On most occasions, and this was also considered a plus or might soon be, she drank a good deal, becoming slightly more animated as the evening progressed, laughing a little at his wit or humor, actually listening or pretending to listen if he had a “wicked” anecdote to tell about this person or that sitting near them or at a table or two away.

When, for example, a prominent composer-conductor came into
The Russian Tea Room
one night, a man so celebrated that she herself recognized him, having seen him conduct many times at Lincoln Center or Carnegie Hall, Martin, leaning close, mentioned a well-known if long-dead actor’s name, whispering that “he” (the actor) had been found dead in “his” (the conductor’s) wife’s bed! He had a heart attack during you-know-what. So the police had to be called, of course. “After all—a death!” And his eyes sparkled.

Mrs. Evans’s eyes didn’t sparkle, but the corners of her mouth curved up a tiny bit. How wonderfully silly and amusing this young man really was!—and handsome besides: in his navy-blue—was it Brooks Brothers?—suit, soft, rolled white collar, and very sedate and proper blue-figured tie. How shiny his shoes! How immaculate and glossy (but not lacquered) his fingernails! How perfect his teeth! How easy and quick his smile! How beautiful his hair!—as carefully coiffeured, it seemed, as hers. Above all, how anxious, how determined he was to please, to give her pleasure, if pleasure in any way could be endured.


Dear
Martin!” she said.

And later: “Dear,
dear
Martin!”

Still—

To what avail, Martin wondered, the number of “dears”? How about “dear, dear,
dear
Martin?”—or even to the fourth and fifth powers. Or the seventh? Or the ninth?

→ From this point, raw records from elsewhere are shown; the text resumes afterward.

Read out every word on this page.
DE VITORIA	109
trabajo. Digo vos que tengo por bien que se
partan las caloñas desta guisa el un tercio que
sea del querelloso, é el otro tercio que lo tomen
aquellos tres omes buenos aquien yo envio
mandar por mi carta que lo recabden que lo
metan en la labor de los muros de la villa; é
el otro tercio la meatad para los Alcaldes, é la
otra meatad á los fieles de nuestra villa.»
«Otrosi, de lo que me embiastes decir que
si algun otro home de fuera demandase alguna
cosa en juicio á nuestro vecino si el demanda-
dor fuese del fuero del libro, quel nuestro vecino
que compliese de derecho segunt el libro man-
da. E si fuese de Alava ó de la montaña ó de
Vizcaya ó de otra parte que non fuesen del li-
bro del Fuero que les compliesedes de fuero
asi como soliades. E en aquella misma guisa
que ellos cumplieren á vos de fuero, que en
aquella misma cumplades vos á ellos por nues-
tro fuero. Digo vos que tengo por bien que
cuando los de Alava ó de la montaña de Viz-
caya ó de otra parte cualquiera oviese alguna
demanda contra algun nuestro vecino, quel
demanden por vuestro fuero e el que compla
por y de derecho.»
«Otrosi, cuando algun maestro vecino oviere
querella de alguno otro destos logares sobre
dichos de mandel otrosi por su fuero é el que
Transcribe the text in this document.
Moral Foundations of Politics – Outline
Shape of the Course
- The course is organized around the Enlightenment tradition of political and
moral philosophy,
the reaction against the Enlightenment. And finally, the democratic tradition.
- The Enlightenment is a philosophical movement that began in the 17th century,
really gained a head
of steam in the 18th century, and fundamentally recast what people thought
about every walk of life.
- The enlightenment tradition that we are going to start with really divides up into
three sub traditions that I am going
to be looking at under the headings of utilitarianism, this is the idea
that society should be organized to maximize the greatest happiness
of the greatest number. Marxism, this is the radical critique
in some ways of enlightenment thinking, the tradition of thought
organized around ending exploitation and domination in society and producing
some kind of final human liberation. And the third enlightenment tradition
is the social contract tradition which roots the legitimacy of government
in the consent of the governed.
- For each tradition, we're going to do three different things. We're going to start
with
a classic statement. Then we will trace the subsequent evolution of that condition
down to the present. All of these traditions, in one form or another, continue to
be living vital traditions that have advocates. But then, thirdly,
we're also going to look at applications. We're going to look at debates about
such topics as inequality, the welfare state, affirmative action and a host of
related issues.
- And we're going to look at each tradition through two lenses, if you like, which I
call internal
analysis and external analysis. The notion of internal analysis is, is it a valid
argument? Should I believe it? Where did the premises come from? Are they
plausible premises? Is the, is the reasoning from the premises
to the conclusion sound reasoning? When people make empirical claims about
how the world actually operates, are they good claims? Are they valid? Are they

Having spent all her “dear’s”—as many as she could spare, or apparently had with her—she again became as mysterious as the Sphinx, and quite as silent—a dull figure of speech, but somewhat apropos, because now she was drawing hieroglyphics on the tablecloth linen, pressing firmly into it with one end-prong of her silver fork.

But she
was
actually writing!—he could see—a word, or initials, unconsciously. Mildly curious, he leaned forward and read it upside-down.

Bruno was sent on an errand: a package of bound galleys to deliver to an author who lived on East 67th Street near the river.

Coming back, walking idly a few blocks before taking the crosstown bus, he discovered a tiny antique shop, and among many interesting things in its crowded window, he saw half a dozen old-fashioned straight-edge razors.